Geneva

Editorial
Stabroek News
August 26, 2001




Venezuela's controversy with Guyana, unlike the dispute with Suriname, comes under multilateral auspices. The operative document is the Geneva Agreement of February 17, 1966, between the Government of Venezuela and the Government of the United Kingdom "in consultation with the Government of British Guiana," although it must be noted that Prime Minister Burnham's signature is also on the agreement.

It has been suggested in the press recently that Geneva is impeding a resolution of the controversy, which would be best solved by recourse to the International Court of Justice (ICJ) in The Hague.

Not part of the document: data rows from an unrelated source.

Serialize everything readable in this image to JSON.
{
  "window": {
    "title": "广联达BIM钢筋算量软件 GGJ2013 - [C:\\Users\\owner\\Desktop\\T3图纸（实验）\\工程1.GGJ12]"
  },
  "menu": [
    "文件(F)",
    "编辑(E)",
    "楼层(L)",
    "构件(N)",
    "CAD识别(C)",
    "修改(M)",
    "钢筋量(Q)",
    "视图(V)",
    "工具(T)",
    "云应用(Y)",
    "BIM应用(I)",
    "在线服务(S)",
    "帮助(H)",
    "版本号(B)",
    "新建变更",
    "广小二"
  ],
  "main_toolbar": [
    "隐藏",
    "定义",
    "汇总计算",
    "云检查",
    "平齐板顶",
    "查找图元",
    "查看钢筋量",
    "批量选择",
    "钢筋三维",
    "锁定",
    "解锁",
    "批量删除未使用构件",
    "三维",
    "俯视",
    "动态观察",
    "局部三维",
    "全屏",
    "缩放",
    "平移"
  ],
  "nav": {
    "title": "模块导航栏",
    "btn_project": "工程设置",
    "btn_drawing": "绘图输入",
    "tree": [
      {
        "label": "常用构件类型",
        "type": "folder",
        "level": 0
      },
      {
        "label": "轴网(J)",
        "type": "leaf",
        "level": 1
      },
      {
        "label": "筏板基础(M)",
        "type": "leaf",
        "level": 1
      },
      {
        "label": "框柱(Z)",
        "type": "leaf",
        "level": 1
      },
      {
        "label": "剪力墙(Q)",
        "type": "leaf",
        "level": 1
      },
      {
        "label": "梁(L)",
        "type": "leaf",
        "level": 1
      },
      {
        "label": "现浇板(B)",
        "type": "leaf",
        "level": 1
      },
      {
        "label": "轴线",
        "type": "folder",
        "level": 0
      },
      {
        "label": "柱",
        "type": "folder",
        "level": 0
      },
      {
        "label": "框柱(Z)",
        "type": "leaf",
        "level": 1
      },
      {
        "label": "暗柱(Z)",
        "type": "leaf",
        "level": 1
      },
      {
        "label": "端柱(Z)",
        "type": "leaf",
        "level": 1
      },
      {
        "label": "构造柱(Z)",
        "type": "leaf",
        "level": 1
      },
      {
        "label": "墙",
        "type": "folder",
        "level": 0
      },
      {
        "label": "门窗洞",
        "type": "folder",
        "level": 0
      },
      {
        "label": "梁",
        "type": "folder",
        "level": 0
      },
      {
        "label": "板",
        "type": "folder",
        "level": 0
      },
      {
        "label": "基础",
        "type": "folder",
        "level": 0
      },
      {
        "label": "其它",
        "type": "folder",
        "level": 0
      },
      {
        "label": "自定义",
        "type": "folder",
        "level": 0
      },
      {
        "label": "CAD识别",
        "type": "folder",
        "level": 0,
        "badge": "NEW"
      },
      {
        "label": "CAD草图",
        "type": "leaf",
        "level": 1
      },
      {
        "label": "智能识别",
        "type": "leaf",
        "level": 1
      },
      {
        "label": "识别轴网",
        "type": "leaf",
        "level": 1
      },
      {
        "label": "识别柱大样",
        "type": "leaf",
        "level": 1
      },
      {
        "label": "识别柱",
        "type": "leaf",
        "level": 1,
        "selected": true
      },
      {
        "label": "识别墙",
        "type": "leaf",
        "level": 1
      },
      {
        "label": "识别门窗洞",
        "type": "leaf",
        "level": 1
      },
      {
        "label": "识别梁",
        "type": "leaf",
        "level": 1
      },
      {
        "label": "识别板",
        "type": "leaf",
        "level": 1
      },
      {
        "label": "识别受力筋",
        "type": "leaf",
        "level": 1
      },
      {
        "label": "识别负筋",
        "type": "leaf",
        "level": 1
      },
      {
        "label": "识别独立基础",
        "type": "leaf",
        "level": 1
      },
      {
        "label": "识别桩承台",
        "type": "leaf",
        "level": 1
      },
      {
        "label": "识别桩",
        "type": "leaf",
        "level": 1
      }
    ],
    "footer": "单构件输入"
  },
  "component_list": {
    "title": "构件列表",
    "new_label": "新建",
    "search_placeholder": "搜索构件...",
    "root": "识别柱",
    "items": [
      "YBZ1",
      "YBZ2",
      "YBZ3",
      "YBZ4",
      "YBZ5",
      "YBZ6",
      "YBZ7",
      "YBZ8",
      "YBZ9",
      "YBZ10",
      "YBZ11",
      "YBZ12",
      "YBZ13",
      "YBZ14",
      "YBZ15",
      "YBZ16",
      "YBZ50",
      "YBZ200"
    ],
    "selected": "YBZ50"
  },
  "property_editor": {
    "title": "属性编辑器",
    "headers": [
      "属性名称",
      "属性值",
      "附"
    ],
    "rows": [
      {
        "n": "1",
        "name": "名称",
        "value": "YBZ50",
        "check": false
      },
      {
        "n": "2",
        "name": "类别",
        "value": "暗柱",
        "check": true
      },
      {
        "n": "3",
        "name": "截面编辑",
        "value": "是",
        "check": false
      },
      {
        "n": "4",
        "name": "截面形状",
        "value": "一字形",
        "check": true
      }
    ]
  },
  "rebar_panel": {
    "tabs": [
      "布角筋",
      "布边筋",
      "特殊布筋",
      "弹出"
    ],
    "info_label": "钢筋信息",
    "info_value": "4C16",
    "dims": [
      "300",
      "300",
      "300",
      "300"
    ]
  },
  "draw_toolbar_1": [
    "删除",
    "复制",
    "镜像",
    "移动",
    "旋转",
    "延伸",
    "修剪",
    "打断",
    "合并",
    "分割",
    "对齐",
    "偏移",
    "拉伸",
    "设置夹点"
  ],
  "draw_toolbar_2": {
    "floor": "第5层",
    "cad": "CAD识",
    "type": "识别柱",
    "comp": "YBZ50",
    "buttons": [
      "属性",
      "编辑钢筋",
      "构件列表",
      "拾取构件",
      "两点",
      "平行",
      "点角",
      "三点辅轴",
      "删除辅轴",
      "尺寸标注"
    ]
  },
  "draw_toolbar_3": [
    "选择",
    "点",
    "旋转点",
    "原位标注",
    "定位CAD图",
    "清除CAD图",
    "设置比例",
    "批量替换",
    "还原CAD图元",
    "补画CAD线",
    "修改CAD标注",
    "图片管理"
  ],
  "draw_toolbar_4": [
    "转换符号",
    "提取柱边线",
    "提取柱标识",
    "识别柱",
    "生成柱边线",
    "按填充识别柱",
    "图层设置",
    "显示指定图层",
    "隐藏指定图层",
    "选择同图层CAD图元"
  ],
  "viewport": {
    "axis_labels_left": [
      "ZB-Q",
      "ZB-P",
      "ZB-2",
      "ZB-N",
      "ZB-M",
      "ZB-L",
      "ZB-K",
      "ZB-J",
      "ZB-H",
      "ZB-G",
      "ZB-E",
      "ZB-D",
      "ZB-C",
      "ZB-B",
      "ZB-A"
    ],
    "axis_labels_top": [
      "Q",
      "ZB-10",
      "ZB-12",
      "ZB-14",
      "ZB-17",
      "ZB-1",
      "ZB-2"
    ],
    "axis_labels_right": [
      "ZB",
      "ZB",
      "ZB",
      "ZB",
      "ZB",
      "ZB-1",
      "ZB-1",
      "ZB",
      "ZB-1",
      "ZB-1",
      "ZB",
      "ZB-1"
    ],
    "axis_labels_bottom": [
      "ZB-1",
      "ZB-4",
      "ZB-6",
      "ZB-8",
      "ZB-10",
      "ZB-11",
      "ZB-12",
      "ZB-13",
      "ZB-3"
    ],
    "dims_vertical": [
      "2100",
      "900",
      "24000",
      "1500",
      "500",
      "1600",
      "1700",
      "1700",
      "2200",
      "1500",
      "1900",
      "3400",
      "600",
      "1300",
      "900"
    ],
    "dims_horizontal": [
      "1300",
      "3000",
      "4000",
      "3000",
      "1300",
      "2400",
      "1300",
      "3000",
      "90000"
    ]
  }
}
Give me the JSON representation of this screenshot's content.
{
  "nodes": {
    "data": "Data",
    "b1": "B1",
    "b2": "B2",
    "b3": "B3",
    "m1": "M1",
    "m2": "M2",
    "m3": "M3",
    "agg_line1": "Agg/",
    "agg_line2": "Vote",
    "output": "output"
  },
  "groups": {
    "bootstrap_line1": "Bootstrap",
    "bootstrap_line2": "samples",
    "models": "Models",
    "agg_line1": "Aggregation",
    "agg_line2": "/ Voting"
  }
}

In the light of that view, therefore, it might be worth looking again at what the agreement's provisions actually are. Its initial articles deal with the establishment and terms of reference of a Mixed Commission, which was charged with "seeking satisfactory solutions for the practical settlement of the controversy... " The commission had four years to come to a resolution.

As the older generation will know, the Mixed Commission was set up, and failed to arrive at an agreement within the specified time-frame. As such, therefore, Article IV of Geneva required that the two Governments should then without delay choose one of the means of peaceful settlement provided for in Article 33 of the Charter of the United Nations.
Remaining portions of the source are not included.